The world is not the planet and all that it contains – not even in English, and certainly not in our Bibles! Martin Luther, in Chapter 13 of his treatise On the Jews and Their Lies, uses the word equivalent to world to describe only what could have been the White European world when he said “It is a great, extraordinary, and wonderful thing that the Gentiles in all the world accepted, without sword or coercion, with no temporal benefits accruing to them, gladly and freely, a poor Man of the Jews as the true Messiah, one whom his own people had crucified, condemned, cursed, and persecuted without end.”

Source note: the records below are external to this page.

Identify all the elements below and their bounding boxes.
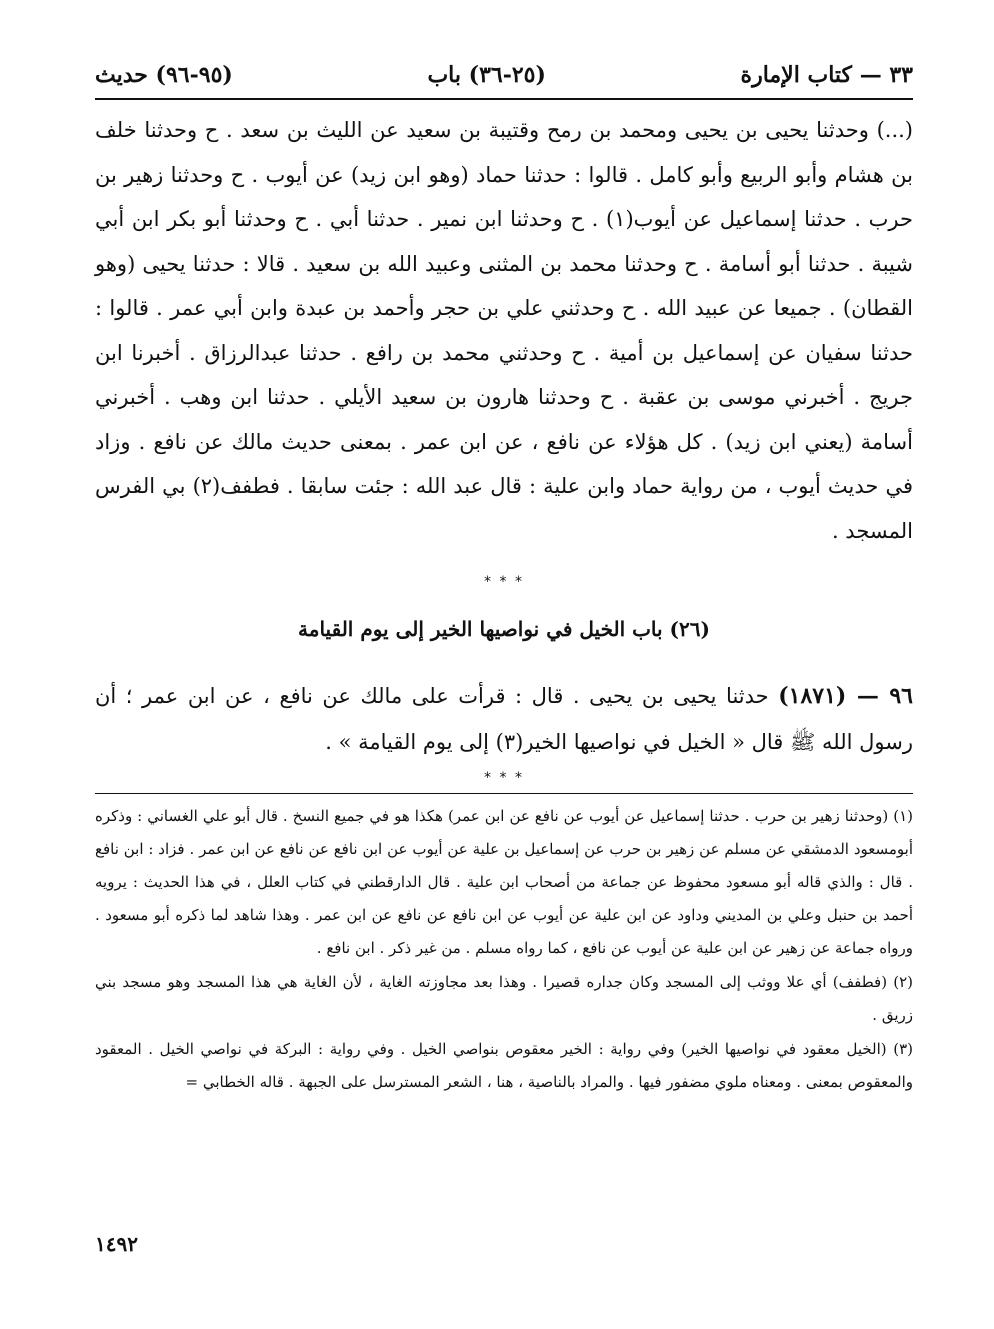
footnotes [95,800,913,1100]
footnote-1: (١) (وحدثنا زهير بن حرب . حدثنا إسماعيل عن أيوب عن نافع عن ابن عمر) هكذا هو في جميع النسخ . قال أبو علي الغساني : وذكره أبومسعود الدمشقي عن مسلم عن زهير بن حرب عن إسماعيل بن علية عن أيوب عن ابن نافع عن نافع عن ابن عمر . فزاد : ابن نافع . قال : والذي قاله أبو مسعود محفوظ عن جماعة من أصحاب ابن علية . قال الدارقطني في كتاب العلل ، في هذا الحديث : يرويه أحمد بن حنبل وعلي بن المديني وداود عن ابن علية عن أيوب عن ابن نافع عن نافع عن ابن عمر . وهذا شاهد لما ذكره أبو مسعود . ورواه جماعة عن زهير عن ابن علية عن أيوب عن نافع ، كما رواه مسلم . من غير ذكر . ابن نافع . [95,807,913,957]
header-rule [95,98,913,100]
section-separator-2: * * * [484,770,524,786]
header-book-title: ٣٣ — كتاب الإمارة [740,62,913,88]
page-number: ١٤٩٢ [95,1232,138,1256]
running-header [95,58,913,92]
hadith-block [95,673,913,765]
isnad-paragraph: (...) وحدثنا يحيى بن يحيى ومحمد بن رمح وقتيبة بن سعيد عن الليث بن سعد . ح وحدثنا خلف بن هشام وأبو الربيع وأبو كامل . قالوا : حدثنا حماد (وهو ابن زيد) عن أيوب . ح وحدثنا زهير بن حرب . حدثنا إسماعيل عن أيوب(١) . ح وحدثنا ابن نمير . حدثنا أبي . ح وحدثنا أبو بكر ابن أبي شيبة . حدثنا أبو أسامة . ح وحدثنا محمد بن المثنى وعبيد الله بن سعيد . قالا : حدثنا يحيى (وهو القطان) . جميعا عن عبيد الله . ح وحدثني علي بن حجر وأحمد بن عبدة وابن أبي عمر . قالوا : حدثنا سفيان عن إسماعيل بن أمية . ح وحدثني محمد بن رافع . حدثنا عبدالرزاق . أخبرنا ابن جريج . أخبرني موسى بن عقبة . ح وحدثنا هارون بن سعيد الأيلي . حدثنا ابن وهب . أخبرني أسامة (يعني ابن زيد) . كل هؤلاء عن نافع ، عن ابن عمر . بمعنى حديث مالك عن نافع . وزاد في حديث أيوب ، من رواية حماد وابن علية : قال عبد الله : جئت سابقا . فطفف(٢) بي الفرس المسجد . [95,118,913,543]
chapter-heading: (٢٦) باب الخيل في نواصيها الخير إلى يوم القيامة [298,617,710,641]
footnote-3: (٣) (الخيل معقود في نواصيها الخير) وفي رواية : الخير معقوص بنواصي الخيل . وفي رواية : البركة في نواصي الخيل . المعقود والمعقوص بمعنى . ومعناه ملوي مضفور فيها . والمراد بالناصية ، هنا ، الشعر المسترسل على الجبهة . قاله الخطابي = [95,1040,913,1091]
footnote-2: (٢) (فطفف) أي علا ووثب إلى المسجد وكان جداره قصيرا . وهذا بعد مجاوزته الغاية ، لأن الغاية هي هذا المسجد وهو مسجد بني زريق . [95,973,913,1024]
section-separator: * * * [484,574,524,590]
hadith-text: حدثنا يحيى بن يحيى . قال : قرأت على مالك عن نافع ، عن ابن عمر ؛ أن رسول الله ﷺ قال « الخيل في نواصيها الخير(٣) إلى يوم القيامة » . [95,684,913,754]
footnote-rule [95,793,913,794]
header-hadith-range: (٩٥-٩٦) حديث [95,62,233,88]
header-bab-range: (٢٥-٣٦) باب [427,62,546,88]
hadith-paragraph [95,673,913,765]
main-text [95,108,913,553]
hadith-number: ٩٦ — (١٨٧١) [778,683,913,709]
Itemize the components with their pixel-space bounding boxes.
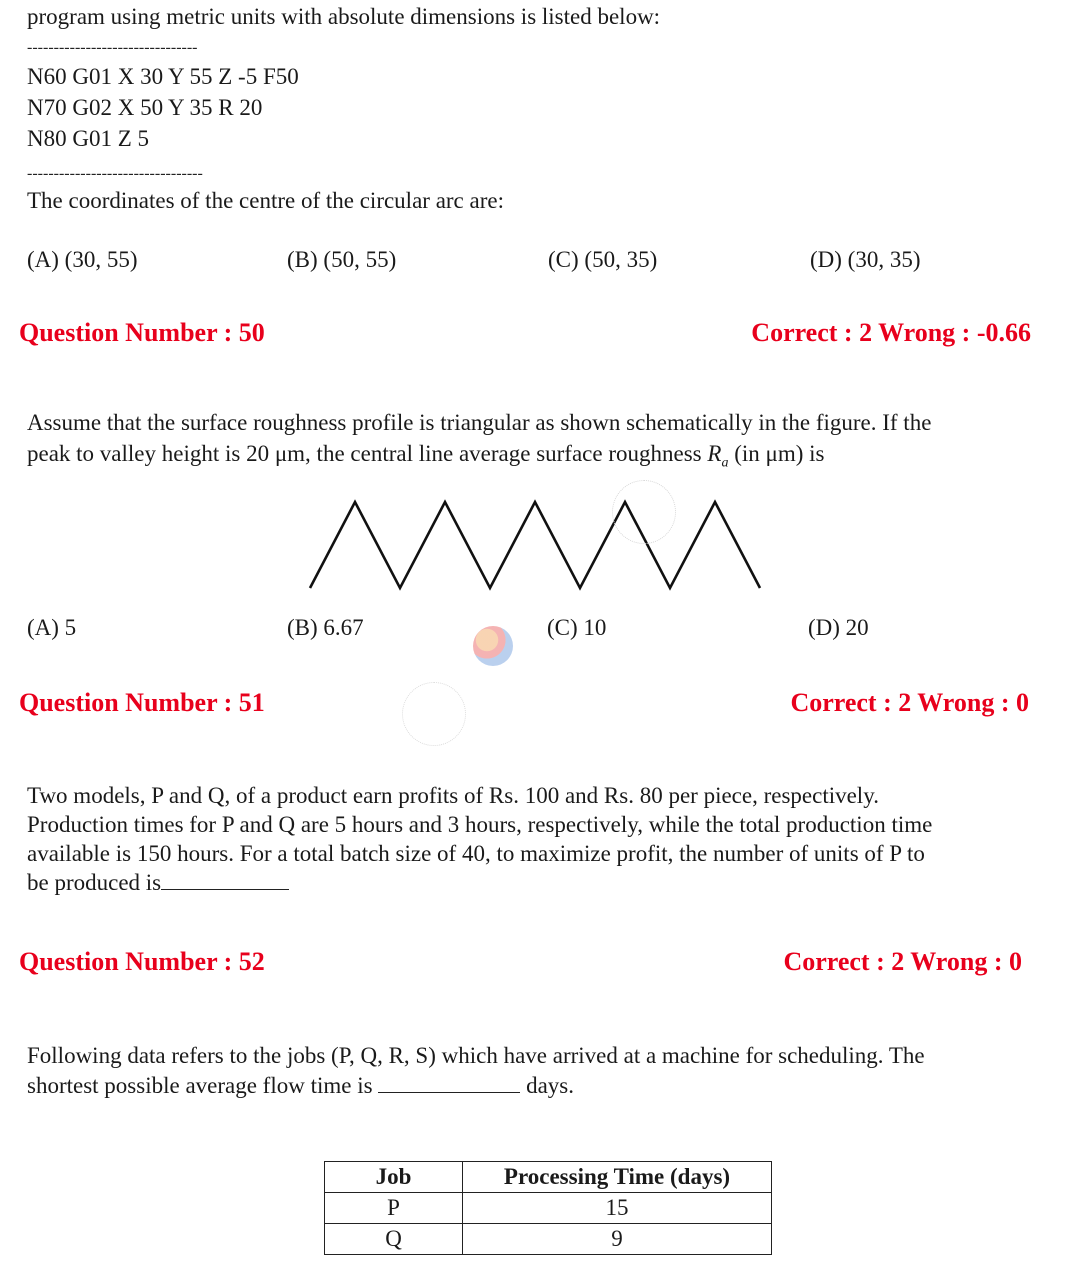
ra-symbol: $R_a$ xyxy=(707,441,729,471)
q50-line-2-b: (in μm) is xyxy=(728,441,825,466)
q51-line-4: be produced is xyxy=(27,868,289,898)
q49-option-c: (C) (50, 35) xyxy=(548,247,658,272)
q50-header: Question Number : 50 xyxy=(19,318,265,347)
table-cell-time: 9 xyxy=(463,1224,772,1255)
q51-line-1: Two models, P and Q, of a product earn profits of Rs. 100 and Rs. 80 per piece, respectively. xyxy=(27,783,879,808)
q49-option-d: (D) (30, 35) xyxy=(810,247,921,272)
table-cell-job: Q xyxy=(325,1224,463,1255)
table-cell-time: 15 xyxy=(463,1193,772,1224)
table-row xyxy=(325,1193,772,1224)
q50-line-1: Assume that the surface roughness profile is triangular as shown schematically in the figure. If the xyxy=(27,410,932,435)
triangular-profile-figure xyxy=(300,494,770,594)
q51-header: Question Number : 51 xyxy=(19,688,265,717)
q49-question: The coordinates of the centre of the circular arc are: xyxy=(27,188,504,213)
watermark-stamp xyxy=(612,480,676,544)
answer-blank xyxy=(161,869,289,890)
q50-line-2 xyxy=(27,439,824,479)
watermark-logo xyxy=(473,626,513,666)
q51-line-2: Production times for P and Q are 5 hours and 3 hours, respectively, while the total production time xyxy=(27,812,933,837)
divider-top: -------------------------------- xyxy=(27,39,198,56)
q49-option-b: (B) (50, 55) xyxy=(287,247,397,272)
q52-line-2: shortest possible average flow time is days. xyxy=(27,1073,574,1098)
divider-bottom: --------------------------------- xyxy=(27,165,203,182)
code-line-1: N60 G01 X 30 Y 55 Z -5 F50 xyxy=(27,64,299,89)
q50-line-2-a: peak to valley height is 20 μm, the central line average surface roughness xyxy=(27,441,708,466)
q49-option-a: (A) (30, 55) xyxy=(27,247,138,272)
q49-intro: program using metric units with absolute dimensions is listed below: xyxy=(27,4,661,29)
q50-option-b: (B) 6.67 xyxy=(287,615,364,640)
q51-line-3: available is 150 hours. For a total batch size of 40, to maximize profit, the number of units of P to xyxy=(27,841,925,866)
table-header-job: Job xyxy=(325,1162,463,1193)
q52-header: Question Number : 52 xyxy=(19,947,265,976)
code-line-2: N70 G02 X 50 Y 35 R 20 xyxy=(27,95,263,120)
q52-marks: Correct : 2 Wrong : 0 xyxy=(783,947,1022,976)
q50-option-d: (D) 20 xyxy=(808,615,869,640)
table-header-row xyxy=(325,1162,772,1193)
q51-marks: Correct : 2 Wrong : 0 xyxy=(790,688,1029,717)
table-row xyxy=(325,1224,772,1255)
q50-marks: Correct : 2 Wrong : -0.66 xyxy=(751,318,1031,347)
answer-blank xyxy=(378,1072,520,1093)
q50-option-a: (A) 5 xyxy=(27,615,77,640)
code-line-3: N80 G01 Z 5 xyxy=(27,126,150,151)
table-header-processing-time: Processing Time (days) xyxy=(463,1162,772,1193)
jobs-table xyxy=(324,1161,772,1255)
q52-line-1: Following data refers to the jobs (P, Q, R, S) which have arrived at a machine for scheduling. The xyxy=(27,1043,925,1068)
watermark-circle xyxy=(402,682,466,746)
q50-option-c: (C) 10 xyxy=(547,615,607,640)
table-cell-job: P xyxy=(325,1193,463,1224)
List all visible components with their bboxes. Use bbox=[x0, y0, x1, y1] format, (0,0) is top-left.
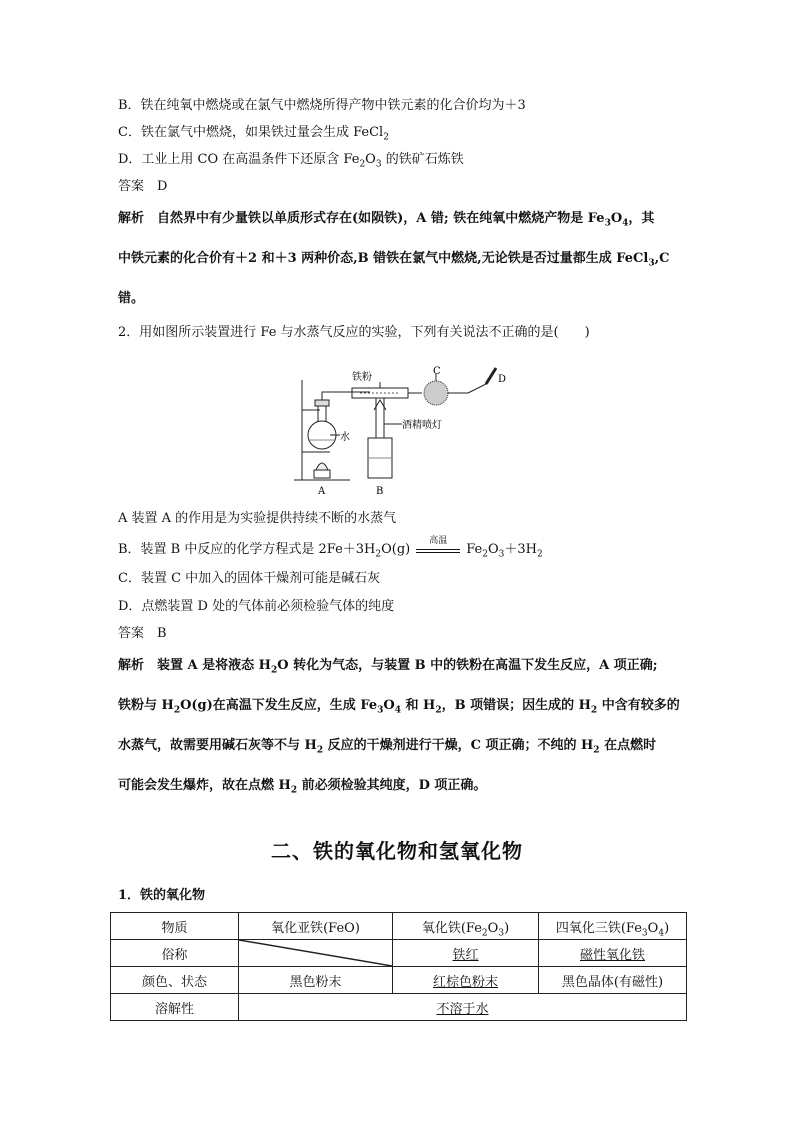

The world is the age of Adamic man, and it should be nothing else, because it is only the (White) Adamic nations which Yahweh our God concerned Himself with throughout our Bibles, as evidenced in Genesis Chapter 10, Deuteronomy 32:8, Luke 2:1 and Acts 17:26! But even more precisely, we see the children of Israel alone are the world of the Scriptures where we read in the Wisdom of Solomon chapter 18: “24 For in the long garment was the whole world, and in the four rows of the stones was the glory of the fathers graven, and thy Majesty upon the diadem of his head.” In other words, the world of the Bible is only the world of the children of Israel, as they were to become many nations, and as it says in reference to God in Isaiah chapter 28, “6 He shall cause them that come of Jacob to take root: Israel shall blossom and bud, and fill the face of the world with fruit.”